Being out in the sun can be good for you, but here’s what your staff need to know!:

As many of your staff may work outdoors, or travel for long periods in the sunshine, and the summer sun is now lurking behind the clouds, have you considered if they are applying their sunscreen correctly? Unprotected exposure to the sun can cause much publicised immediate and long-term health problems so it is important employees receive appropriate advice to stay well while basking in the sunshine.

Sunscreen needs to be applied half an hour before they go out and as soon as they are exposed to the sun if they’re going to be out long enough to risk being burnt.

The National Institute of Health and Care Excellence (NICE) released new guidelines on the risks and benefits of exposure to sunlight.

The guidelines state sunscreen should be “reapplied liberally, frequently and according to the manufacturer’s instructions”. Sunscreen needs to be reapplied after being in the water even if the sunscreen claims to be water-resistant.  They also need to reapply after towel-drying or sweating as it is likely that the sunscreen will not sufficiently be able to offer protection against the suns UV rays.

Anybody planning to be out in the sun long enough to risk burning, needs to be applying sunscreen twice to exposed areas of skin, both half an hour before and again at the time they go out and are exposed to the sun. This includes the face, neck and ears along with a wide-brimmed hat.

Healthwork Advice and Discussion:

The advice issued by NICE should also be taken into consideration not just for those staff members travelling abroad but also for employees whose job roles are based outdoors, such as Construction workers or Gardeners for example.
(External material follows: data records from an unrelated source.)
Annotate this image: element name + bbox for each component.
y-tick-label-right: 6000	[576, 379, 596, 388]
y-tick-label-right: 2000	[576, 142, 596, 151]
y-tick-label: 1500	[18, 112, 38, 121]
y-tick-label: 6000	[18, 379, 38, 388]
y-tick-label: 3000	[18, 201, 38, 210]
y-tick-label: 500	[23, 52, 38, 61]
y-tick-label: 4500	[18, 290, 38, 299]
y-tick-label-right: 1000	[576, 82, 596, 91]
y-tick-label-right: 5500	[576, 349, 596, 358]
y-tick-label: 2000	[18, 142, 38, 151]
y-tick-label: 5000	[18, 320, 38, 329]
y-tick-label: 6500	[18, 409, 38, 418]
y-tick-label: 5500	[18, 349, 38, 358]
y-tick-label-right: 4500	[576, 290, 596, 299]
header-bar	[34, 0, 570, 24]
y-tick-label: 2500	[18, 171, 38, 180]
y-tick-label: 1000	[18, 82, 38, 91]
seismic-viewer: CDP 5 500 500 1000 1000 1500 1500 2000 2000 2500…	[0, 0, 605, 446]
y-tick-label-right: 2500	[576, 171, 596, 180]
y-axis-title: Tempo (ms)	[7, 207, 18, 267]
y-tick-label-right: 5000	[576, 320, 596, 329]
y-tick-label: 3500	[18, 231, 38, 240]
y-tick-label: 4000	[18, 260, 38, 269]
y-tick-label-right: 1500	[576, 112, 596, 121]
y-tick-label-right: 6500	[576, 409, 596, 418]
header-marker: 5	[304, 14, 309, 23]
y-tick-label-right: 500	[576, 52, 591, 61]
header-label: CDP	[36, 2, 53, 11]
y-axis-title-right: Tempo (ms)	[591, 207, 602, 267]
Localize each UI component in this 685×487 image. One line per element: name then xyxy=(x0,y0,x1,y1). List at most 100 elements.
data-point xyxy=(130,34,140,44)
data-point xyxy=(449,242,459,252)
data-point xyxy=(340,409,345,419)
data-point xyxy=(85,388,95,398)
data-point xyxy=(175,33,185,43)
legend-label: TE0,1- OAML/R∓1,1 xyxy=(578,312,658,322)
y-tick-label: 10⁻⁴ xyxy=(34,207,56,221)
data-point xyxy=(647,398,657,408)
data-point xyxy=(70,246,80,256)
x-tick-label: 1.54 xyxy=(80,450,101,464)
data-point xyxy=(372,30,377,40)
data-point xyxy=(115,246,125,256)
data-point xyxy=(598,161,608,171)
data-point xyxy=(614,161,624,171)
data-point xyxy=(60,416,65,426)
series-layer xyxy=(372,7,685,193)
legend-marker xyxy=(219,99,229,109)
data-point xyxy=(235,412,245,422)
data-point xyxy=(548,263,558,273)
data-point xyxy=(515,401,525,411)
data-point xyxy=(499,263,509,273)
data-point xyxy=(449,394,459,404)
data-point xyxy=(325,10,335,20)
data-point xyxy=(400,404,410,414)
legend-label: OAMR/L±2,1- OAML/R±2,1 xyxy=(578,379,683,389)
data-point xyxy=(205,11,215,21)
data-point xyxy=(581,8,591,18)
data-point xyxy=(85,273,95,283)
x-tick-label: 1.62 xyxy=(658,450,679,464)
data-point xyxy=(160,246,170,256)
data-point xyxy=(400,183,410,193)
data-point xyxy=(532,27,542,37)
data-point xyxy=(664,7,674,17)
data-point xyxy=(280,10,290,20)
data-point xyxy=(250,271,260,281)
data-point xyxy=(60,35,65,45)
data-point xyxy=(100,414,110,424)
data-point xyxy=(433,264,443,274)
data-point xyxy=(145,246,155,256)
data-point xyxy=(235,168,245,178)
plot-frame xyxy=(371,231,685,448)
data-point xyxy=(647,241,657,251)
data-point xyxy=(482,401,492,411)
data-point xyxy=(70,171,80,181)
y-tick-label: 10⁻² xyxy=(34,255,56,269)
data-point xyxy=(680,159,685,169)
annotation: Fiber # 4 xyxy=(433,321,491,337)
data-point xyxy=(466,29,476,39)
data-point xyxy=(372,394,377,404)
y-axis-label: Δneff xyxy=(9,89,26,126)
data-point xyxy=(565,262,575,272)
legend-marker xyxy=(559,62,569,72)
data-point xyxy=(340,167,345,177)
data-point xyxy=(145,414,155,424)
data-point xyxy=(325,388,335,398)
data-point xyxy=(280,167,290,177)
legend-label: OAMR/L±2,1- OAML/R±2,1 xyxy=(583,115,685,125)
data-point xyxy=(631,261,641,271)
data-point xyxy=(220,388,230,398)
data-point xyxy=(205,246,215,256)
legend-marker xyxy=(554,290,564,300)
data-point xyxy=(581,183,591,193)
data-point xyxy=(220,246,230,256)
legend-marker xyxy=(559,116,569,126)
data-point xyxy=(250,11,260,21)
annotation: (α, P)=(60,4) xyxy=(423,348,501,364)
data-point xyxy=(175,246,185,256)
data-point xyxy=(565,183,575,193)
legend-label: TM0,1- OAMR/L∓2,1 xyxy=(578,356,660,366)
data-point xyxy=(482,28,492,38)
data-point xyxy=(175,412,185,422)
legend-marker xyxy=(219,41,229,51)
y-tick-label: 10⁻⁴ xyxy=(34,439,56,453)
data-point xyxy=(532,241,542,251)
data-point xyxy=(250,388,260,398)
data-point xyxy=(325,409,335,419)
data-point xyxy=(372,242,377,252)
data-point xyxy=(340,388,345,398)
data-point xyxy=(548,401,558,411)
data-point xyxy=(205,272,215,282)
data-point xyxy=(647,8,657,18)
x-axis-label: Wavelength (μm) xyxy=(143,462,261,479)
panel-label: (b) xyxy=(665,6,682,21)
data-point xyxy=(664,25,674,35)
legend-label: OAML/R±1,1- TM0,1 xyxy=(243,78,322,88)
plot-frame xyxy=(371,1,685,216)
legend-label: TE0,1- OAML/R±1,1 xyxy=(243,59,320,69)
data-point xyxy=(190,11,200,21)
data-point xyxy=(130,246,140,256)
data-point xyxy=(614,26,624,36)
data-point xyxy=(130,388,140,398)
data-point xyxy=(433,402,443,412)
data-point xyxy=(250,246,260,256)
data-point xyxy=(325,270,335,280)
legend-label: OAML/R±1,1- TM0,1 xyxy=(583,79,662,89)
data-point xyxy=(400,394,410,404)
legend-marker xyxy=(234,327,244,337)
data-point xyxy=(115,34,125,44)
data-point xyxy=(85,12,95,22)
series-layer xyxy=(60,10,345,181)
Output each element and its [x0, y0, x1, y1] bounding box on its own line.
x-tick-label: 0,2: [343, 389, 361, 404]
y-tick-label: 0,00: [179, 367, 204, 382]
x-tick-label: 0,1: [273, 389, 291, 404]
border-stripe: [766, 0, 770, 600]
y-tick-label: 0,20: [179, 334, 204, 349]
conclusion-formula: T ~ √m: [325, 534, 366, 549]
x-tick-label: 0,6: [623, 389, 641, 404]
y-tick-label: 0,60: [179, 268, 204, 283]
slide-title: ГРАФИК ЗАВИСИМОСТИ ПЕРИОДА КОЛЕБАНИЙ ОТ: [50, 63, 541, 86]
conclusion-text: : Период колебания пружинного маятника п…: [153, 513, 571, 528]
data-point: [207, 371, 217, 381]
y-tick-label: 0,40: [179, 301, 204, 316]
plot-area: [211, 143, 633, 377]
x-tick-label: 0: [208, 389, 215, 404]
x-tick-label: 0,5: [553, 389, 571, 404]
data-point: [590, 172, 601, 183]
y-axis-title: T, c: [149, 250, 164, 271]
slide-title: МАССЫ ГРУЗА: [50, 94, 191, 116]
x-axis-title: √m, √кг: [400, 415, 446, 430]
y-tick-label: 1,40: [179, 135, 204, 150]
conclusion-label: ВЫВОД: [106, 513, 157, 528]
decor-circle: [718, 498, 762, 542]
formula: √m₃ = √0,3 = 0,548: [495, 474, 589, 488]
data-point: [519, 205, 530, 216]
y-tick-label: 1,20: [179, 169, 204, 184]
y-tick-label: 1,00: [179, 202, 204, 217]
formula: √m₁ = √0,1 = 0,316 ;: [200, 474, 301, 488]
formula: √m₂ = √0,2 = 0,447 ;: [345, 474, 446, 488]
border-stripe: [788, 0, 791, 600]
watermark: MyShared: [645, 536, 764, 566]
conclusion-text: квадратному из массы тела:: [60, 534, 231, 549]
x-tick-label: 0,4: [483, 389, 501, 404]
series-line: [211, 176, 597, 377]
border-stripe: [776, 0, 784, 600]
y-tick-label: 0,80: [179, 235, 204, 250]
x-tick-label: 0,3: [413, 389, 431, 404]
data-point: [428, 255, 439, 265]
The same risk applies to staff who drive in the sun for prolonged periods.  As an employer you should provide your staff with sun protection advice whilst encouraging your staff to keep covered up during the summer months especially at lunch time when the sun is at its hottest.

We all need exposure to sunlight to make Vitamin D, but getting too much sun increases the risk of developing skin cancer.

If enough sunscreen is not applied, individuals are only receiving a fraction of the SPF advertised on the bottle.  The recommended average amount required to cover an adult and achieve the required SPF is 35 ml or 6 to 8 teaspoons of lotion.

NICE state that even on a cool or cloudy day, it is still possible for somebody to get sunburnt around midday in the summer months and that a common misconception that a “base tan” can protect you from harm is untrue as the skin damage resulting from any tan outweighs the slight protective effect. 

A suntan is a sign that the skin has already been damaged by too much sun exposure and by continuing to expose the skin to UV rays for a deeper tan will only continue to damage the skin further.

NICE also advises that it is not possible to obtain enough Vitamin D from sunlight in the UK between the months of October and March therefore, promoting the importance to staff, of maintaining their Vitamin D intake can decrease the chances of developing heart disease according to the 2008 findings published in Circulation along with the likelihood of developing the flu and regulating individuals moods and warding off depression. 

One natural way to obtain further Vitamin D is through increasing certain foods within our diet such as fatty fish like tuna or salmon as well as foods fortified with Vitamin D like that which is found in most cereals.